Pada bulan november, beberapa tiang mulai didirikan meski jumlahnya masih sedikit. Hingga akhir november baru 34 tiang beton yang berdiri, itupun tanpa kabel tegangan menengah. Minggu-minggu berikutnya tak ada aktivitas menonjol, karena pihak kontraktor masih sibuk mendatangkan sisa material padahal tenggat waktu yang diberikan kian dekat. Pihak Distamben setempat selaku pemberi proyek dibuat kalang-kabut karena pada bulan Desember ada pemeriksaan proyek dari Bawasda Propinsi dan bulan berikutnya, BPK dari Jakarta akan segera datang. Pihak kontraktor tetap cuek, meski mendapat peringatan dari Distamben setempat maupun konsultan pengawas untuk segera menuntaskan pekerjaan (Mentang-mentang dia adik mantan gubernur, sekaligus tokoh parpol besar di Kalteng).

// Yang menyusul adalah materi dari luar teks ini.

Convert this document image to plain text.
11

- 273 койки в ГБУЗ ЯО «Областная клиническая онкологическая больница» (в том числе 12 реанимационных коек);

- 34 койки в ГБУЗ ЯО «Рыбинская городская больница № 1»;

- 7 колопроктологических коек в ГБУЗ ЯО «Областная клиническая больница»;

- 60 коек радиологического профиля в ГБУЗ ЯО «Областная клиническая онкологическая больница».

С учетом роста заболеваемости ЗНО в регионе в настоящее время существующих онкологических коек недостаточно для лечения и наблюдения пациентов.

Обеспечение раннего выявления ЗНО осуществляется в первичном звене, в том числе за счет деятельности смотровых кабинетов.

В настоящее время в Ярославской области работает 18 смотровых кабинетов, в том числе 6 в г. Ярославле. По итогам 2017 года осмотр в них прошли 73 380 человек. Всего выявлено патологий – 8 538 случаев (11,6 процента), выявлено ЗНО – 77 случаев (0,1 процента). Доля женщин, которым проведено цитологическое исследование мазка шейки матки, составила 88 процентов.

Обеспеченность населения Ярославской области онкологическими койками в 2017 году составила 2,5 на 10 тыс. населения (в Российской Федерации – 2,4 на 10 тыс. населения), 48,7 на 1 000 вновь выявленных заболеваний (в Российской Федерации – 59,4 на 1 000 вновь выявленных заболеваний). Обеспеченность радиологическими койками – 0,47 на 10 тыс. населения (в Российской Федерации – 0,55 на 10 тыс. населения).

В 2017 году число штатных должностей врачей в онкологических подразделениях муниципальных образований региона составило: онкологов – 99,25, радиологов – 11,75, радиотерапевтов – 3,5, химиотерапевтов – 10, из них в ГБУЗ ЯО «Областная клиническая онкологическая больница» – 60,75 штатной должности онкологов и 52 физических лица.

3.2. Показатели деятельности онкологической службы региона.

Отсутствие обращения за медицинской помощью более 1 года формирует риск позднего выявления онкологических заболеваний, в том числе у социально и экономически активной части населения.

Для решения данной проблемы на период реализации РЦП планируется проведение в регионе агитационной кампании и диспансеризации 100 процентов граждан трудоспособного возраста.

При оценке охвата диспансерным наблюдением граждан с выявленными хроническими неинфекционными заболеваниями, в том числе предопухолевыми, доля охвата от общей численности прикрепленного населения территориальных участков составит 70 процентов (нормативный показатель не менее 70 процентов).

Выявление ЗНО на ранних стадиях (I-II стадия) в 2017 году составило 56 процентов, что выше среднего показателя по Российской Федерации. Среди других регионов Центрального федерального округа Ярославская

Akhirnya pihak konsultan pengawas mengambil keputusan tegas untuk mengajukan pemutusan kontrak bagi kontraktor sinting itu dengan alasan realisasi pekerjaan hingga minggu kedua bulan desember baru mencapai 33 %. Langkah tersebut disetujui oleh Kepala Distamben setempat yang langsung menyusun draft pemutusan kontrak dengan dibantu oleh konsultan. Konyolnya pihak kontraktor malah mengadukan pihak konsultan pengawas ke Bupati, dan lucunya ia juga menekan Bupati untuk memperpanjang kontraknya dengan alasan pekerjaannya terhambat oleh masalah pengiriman material yang sempat tertahan di Pelabuhan Tanjung Perak Surabaya dan Pelabuhan Kumai, Kotawaringin Barat. Padahal ia baru sibuk mengirim material mulai November atau sekitar sebulan sebelum batas waktu kontraknya habis. Beberapa pimpinan partai besar tingkat propinsi juga ikut-ikutan menekan bupati untuk memberikan keringanan dan perpanjangan waktu bagi kontraktor tersebut.

Sang bupati lalu mengumpulkan pihak distamben dan konsultan pengawas untuk membahas permasalahan tersebut. Setelah mendapat masukan dan bukti-bukti kuat, akhirnya bupati mendukung pemutusan kontrak tersebut untuk memberikan pelajaran bagi kontraktor lainnya. Mendengar keputusan bupati tersebut, sang kontraktor lalu meneror pihak konsultan dengan beragam ancaman, bahkan juga akan mengirim beberapa preman meski itu akhirnya tak dilakukan. Tindakan kontraktor yang ugal-ugalan itu sungguh disesalkan, seharusnya ia belajar mengakui dan memperbaiki kesalahannya. Mestinya ia malu bila berbuat salah, bukannya malah mencari kambing hitam. Mereka harus sadar akan tanggung jawab mereka untuk melaksanakan kegiatan pembangunan yang didanai pajak masyarakat dengan sungguh-sungguh, bukan malah mengkhianatinya.

Dengan demikian pantaslah kiranya jika masing-masing dari kita mulai menumbuhkan kesadaran spiritual dan etika yang beradab untuk memperbaiki kerusakan tatanan ini. Semangat baru yang perlu dimiliki saat ini adalah semangat berkarya untuk berbagi. Berbagi pengetahuan, berbagi kebaikan, berbagi kasih-sayang, berbagi rezeki, berbagi karya, dan itu semua juga merupakan wujud pengabdian/Ibadah dan rasa berbakti kita kepada Tuhan dan masyarakat.



MARI BERJUANG…. MARI BERKARYA… MARI BERBAGI… !!!